Previously the realm of tech enthusiasts, video gamers, and the porn industry, virtual reality (VR) and augmented reality (AR) are nudging their way into the business world and our daily lives in a big way.
Nowhere is this change more exciting than in real estate, with pioneering property companies adopting the technology and offering customers futuristic home viewings. But this technology is not just a sop to the vagaries of fashion. VR and AR are serious tools, that are influencing the way properties are conceptualised, built, maintained and decorated.
By wearing special VR goggles, users are visually transported to a world akin to the holodeck in “Star Trek,” where you can see and interact with simulated surroundings.
In contrast, AR is not immersive. It’s merely additional content layered on top of the real world in certain locations. This technology has gone mainstream courtesy of gaming phenomenon Pokémon GO.
But how do the two combine to make a real estate sales and marketing dream team? Fitzgerald explains that in the future the real estate tech world will use a mixed reality of both VR and AR.
“What we’re looking to do is to push that boundary into VR so customers can not just view their property, but virtually redesign it in one seamless experience,” he says.
Over the next few years, VR viewings will eliminate the need for investors to personally visit a property they intend to buy. They can look around an apartment in London or New York from the comfort of their living room in Singapore or Bangkok.
Friends and family members will also be able to tune into the same viewing, making it a shared experience. AR takes this to the next level, making it possible to rearrange the furniture, change the colour of the fabric, and even select furnishings from e-commerce sites to see what it would look like in the room.

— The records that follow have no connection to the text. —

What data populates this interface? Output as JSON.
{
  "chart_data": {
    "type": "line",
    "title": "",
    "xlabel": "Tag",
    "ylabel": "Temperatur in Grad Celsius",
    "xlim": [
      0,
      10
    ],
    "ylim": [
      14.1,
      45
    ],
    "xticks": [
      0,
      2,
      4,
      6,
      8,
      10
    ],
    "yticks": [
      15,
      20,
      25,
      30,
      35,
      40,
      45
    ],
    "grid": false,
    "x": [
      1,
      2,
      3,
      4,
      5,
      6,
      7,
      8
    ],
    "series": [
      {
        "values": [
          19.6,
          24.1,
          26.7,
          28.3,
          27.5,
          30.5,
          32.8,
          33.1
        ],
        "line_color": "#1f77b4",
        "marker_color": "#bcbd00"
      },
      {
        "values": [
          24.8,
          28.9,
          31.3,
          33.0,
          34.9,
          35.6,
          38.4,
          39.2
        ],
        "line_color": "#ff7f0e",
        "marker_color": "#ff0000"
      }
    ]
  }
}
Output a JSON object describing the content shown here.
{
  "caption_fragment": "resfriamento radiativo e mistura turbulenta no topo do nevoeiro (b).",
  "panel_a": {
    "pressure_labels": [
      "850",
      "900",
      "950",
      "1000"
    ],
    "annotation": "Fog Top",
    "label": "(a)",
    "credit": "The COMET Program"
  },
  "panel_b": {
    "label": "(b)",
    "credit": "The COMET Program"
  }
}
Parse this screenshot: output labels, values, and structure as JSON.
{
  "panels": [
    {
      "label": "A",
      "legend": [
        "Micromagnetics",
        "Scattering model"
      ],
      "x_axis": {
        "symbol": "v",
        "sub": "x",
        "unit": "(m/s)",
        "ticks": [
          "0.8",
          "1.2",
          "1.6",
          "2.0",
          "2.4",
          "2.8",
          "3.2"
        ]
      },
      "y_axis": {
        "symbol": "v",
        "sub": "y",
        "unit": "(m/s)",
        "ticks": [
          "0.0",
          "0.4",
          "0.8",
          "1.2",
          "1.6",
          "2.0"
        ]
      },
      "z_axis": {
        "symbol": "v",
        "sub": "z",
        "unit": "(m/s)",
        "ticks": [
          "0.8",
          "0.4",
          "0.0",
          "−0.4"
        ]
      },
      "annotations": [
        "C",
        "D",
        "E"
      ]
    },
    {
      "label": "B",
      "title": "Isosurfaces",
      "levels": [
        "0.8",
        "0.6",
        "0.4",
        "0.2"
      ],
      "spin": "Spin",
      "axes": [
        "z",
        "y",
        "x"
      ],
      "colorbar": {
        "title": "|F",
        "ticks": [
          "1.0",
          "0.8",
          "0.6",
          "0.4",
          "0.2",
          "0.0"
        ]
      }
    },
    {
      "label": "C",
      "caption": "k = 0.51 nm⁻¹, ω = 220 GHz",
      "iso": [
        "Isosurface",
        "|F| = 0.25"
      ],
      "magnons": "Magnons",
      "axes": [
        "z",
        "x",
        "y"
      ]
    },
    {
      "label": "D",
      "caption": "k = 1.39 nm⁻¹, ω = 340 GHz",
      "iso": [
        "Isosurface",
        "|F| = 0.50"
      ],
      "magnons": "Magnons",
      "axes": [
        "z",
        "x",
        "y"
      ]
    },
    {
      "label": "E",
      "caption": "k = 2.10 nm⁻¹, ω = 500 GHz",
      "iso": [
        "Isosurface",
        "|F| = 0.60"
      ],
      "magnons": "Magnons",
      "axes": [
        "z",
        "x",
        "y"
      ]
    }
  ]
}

This technology will also have benefits before the customer even gets involved.
Architects and developers can adapt designs in real time, without sending annotated PDF’s back and forth and losing days of production, says Warren Mackenzie, creative director of multi-disciplinary tech agency Untitled Project.
When the customer does enter the frame, VR allows them to step into the mind of the designer and be fully immersed in the creation process.
“It’s instant and it’s very real,” he says. “This new intimate connection between customer and product will be something people come to expect, and anybody in the business of making things will be heavily reliant on VR/AR as part of the review process.”
Not only that, but developers can now approach a company like Untitled Project with the blueprints or even sketches of a property yet to be built, and create a virtual experience from the plans. This will then allow prospective tenants or investors to experience being inside the property before the first bricks have even been laid.
While excitement for VR is growing, actual property sales from virtual viewings will not happen overnight.
“You’re not making an investment just based on a virtual decision. I think the process helps to make your property search much more efficient,” Jan Thiel, creative director of Germany-based virtual reality agency, A4VR, says, explaining that with VR, you have much richer material from which to decide whether you like what a real estate agent has to offer.
He also suggests that consumers will trust a virtual depiction of a property more so than standard photographs, as real estate agents are commonly criticised, for instance, for using deceptive wide lens photography to make rooms appear larger.
“Faking a shot in the 360, is possible but it’s a lot more difficult.” Besides, Thiel adds, “the power of VR is to show the client what is really there.”
Back in the Shibuyu café of the near future, Kate puts the finishing touches to the bathroom décor, although she still looks slightly out of place. Other customers are glued to the screens of the latest iPhone.
But just as the smart phone revolutionised the tech market a decade ago, VR is about to go massive over the next 10 years. Tomorrow’s world will be seen through very different eyes – or goggles.